A modern version of Monetary Circuit Theory with a particular emphasis on stochastic underpinning mechanisms is developed. It is explained how money is created by the banking system as a whole and by individual banks. The role of central banks as system stabilizers and liquidity providers is elucidated. Both the Chicago Plan and the Free Banking Proposal are discussed. It is shown how in the process of money creation, banks become naturally interconnected. A novel Extended Structural Default Model describing the stability of the Interconnected Banking Network is proposed. The purpose of bank capital and liquidity is explained. A multi-period constrained optimization problem for a bank’s balance sheet is formulated and solved in a simple case. Both theoretical and practical aspects are covered.
Alexander Lipton is a Managing Director, Quantitative Solutions Executive at Bank of America, Visiting Professor of Quantitative Finance at University of Oxford and Advisory Board member at the Oxford-Man Institute.
Prior to his current role, he was a Managing Director, Co-head of the Global Quantitative Group at Bank of America Merrill Lynch and a Visiting Professor of Mathematics at Imperial College London. Earlier, he was a Managing Director and Head of Capital Structure Quantitative Research at Citadel Investment Group in Chicago; he has also worked for Credit Suisse, Deutsche Bank and Bankers Trust. Before switching to finance, Alex was a Full Professor of Mathematics at the University of Illinois and a Consultant at Los Alamos National Laboratory. He received his undergraduate and graduate degrees in pure mathematics from Moscow State University.

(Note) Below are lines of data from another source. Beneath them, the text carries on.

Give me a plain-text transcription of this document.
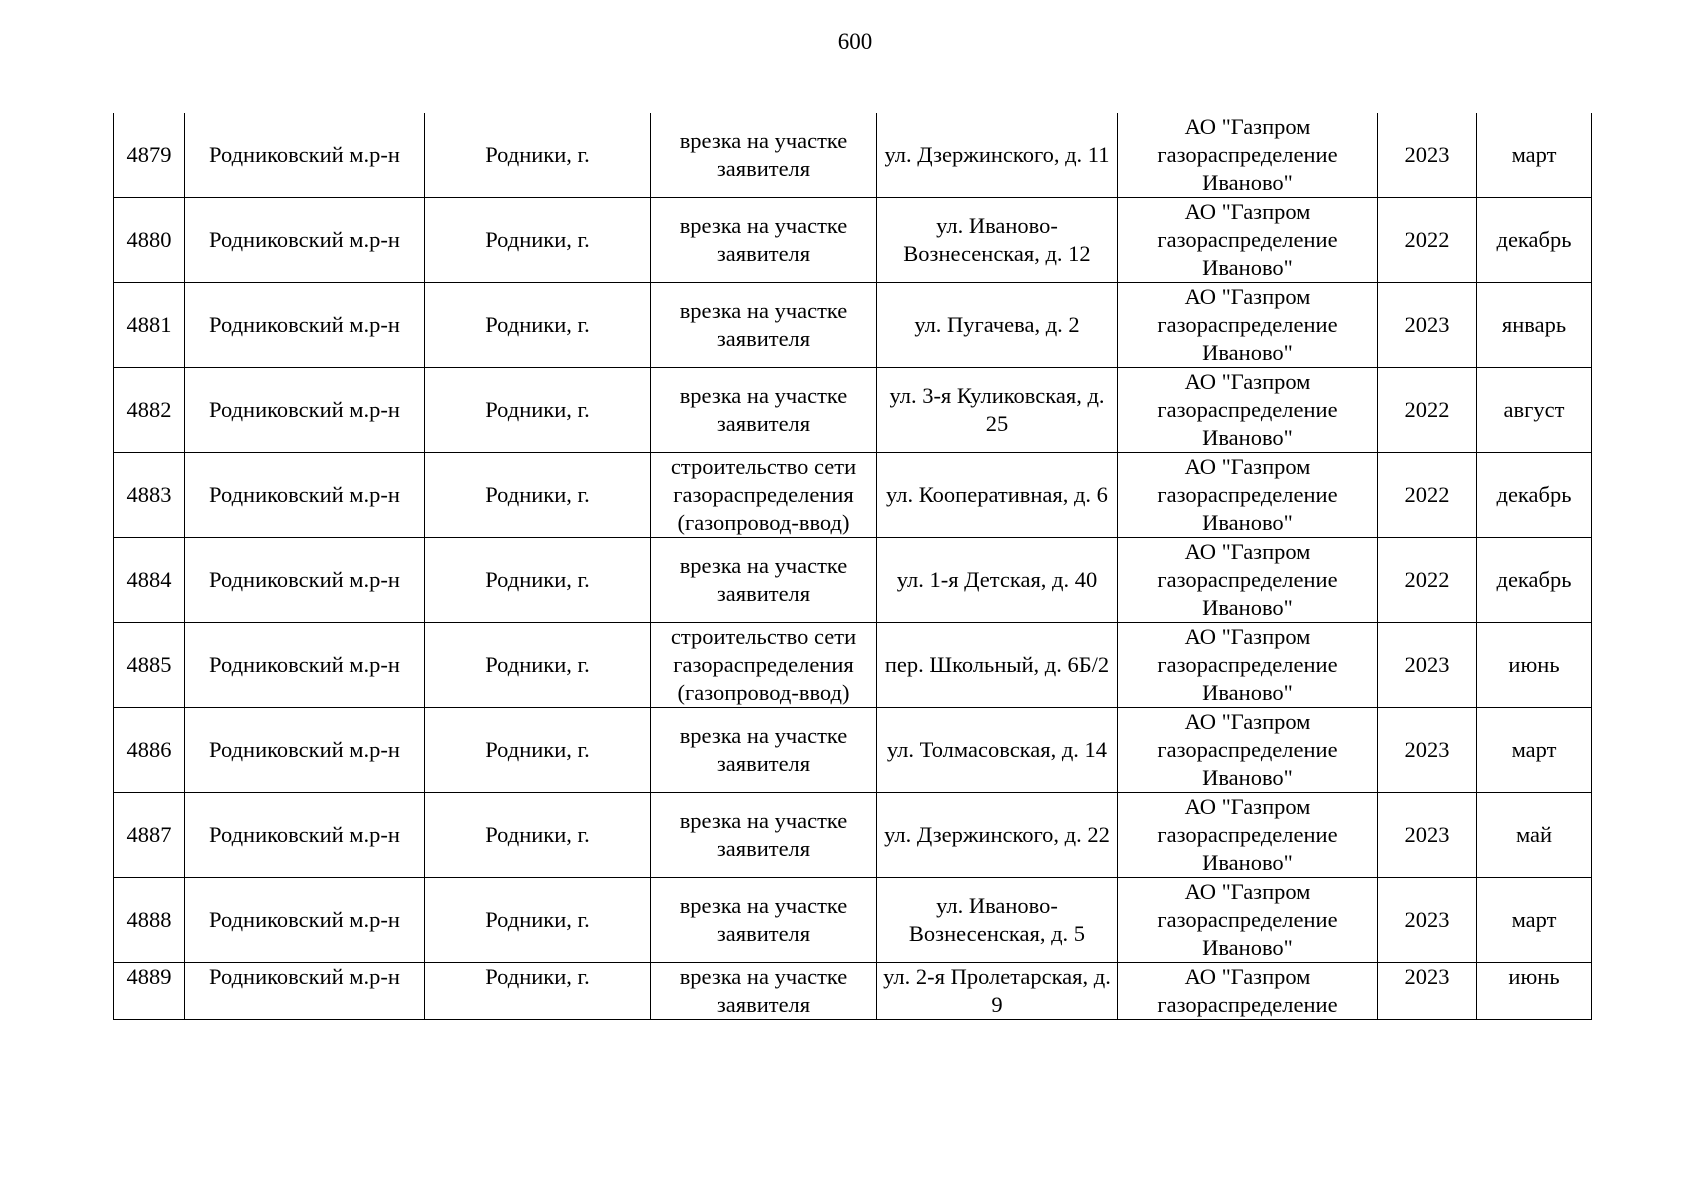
600
4879	Родниковский м.р-н	Родники, г.	врезка на участке заявителя	ул. Дзержинского, д. 11	АО "Газпром газораспределение Иваново"	2023	март
4880	Родниковский м.р-н	Родники, г.	врезка на участке заявителя	ул. Иваново-Вознесенская, д. 12	АО "Газпром газораспределение Иваново"	2022	декабрь
4881	Родниковский м.р-н	Родники, г.	врезка на участке заявителя	ул. Пугачева, д. 2	АО "Газпром газораспределение Иваново"	2023	январь
4882	Родниковский м.р-н	Родники, г.	врезка на участке заявителя	ул. 3-я Куликовская, д. 25	АО "Газпром газораспределение Иваново"	2022	август
4883	Родниковский м.р-н	Родники, г.	строительство сети газораспределения (газопровод-ввод)	ул. Кооперативная, д. 6	АО "Газпром газораспределение Иваново"	2022	декабрь
4884	Родниковский м.р-н	Родники, г.	врезка на участке заявителя	ул. 1-я Детская, д. 40	АО "Газпром газораспределение Иваново"	2022	декабрь
4885	Родниковский м.р-н	Родники, г.	строительство сети газораспределения (газопровод-ввод)	пер. Школьный, д. 6Б/2	АО "Газпром газораспределение Иваново"	2023	июнь
4886	Родниковский м.р-н	Родники, г.	врезка на участке заявителя	ул. Толмасовская, д. 14	АО "Газпром газораспределение Иваново"	2023	март
4887	Родниковский м.р-н	Родники, г.	врезка на участке заявителя	ул. Дзержинского, д. 22	АО "Газпром газораспределение Иваново"	2023	май
4888	Родниковский м.р-н	Родники, г.	врезка на участке заявителя	ул. Иваново-Вознесенская, д. 5	АО "Газпром газораспределение Иваново"	2023	март
4889	Родниковский м.р-н	Родники, г.	врезка на участке заявителя	ул. 2-я Пролетарская, д. 9	АО "Газпром газораспределение	2023	июнь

Lipton’s interests encompass all aspects of financial engineering, including large-scale bank balance sheet modeling and optimization, enterprise-wide holistic risk management and stress testing, CCPs, electronic trading, trading strategies, payment systems, theory of monetary circuit, as well as hydrodynamics, magnetohydrodynamics, and astrophysics. Lipton authored two books, and edited five books, including, most recently, Risk Quant of the Year Award, Risk Books, London, 2014, and The Oxford Handbook of Credit Derivatives, Oxford University Press, Oxford, 2011 (with Andrew Rennie). He published more than a hundred scientific papers on a variety of topics in applied mathematics and financial engineering.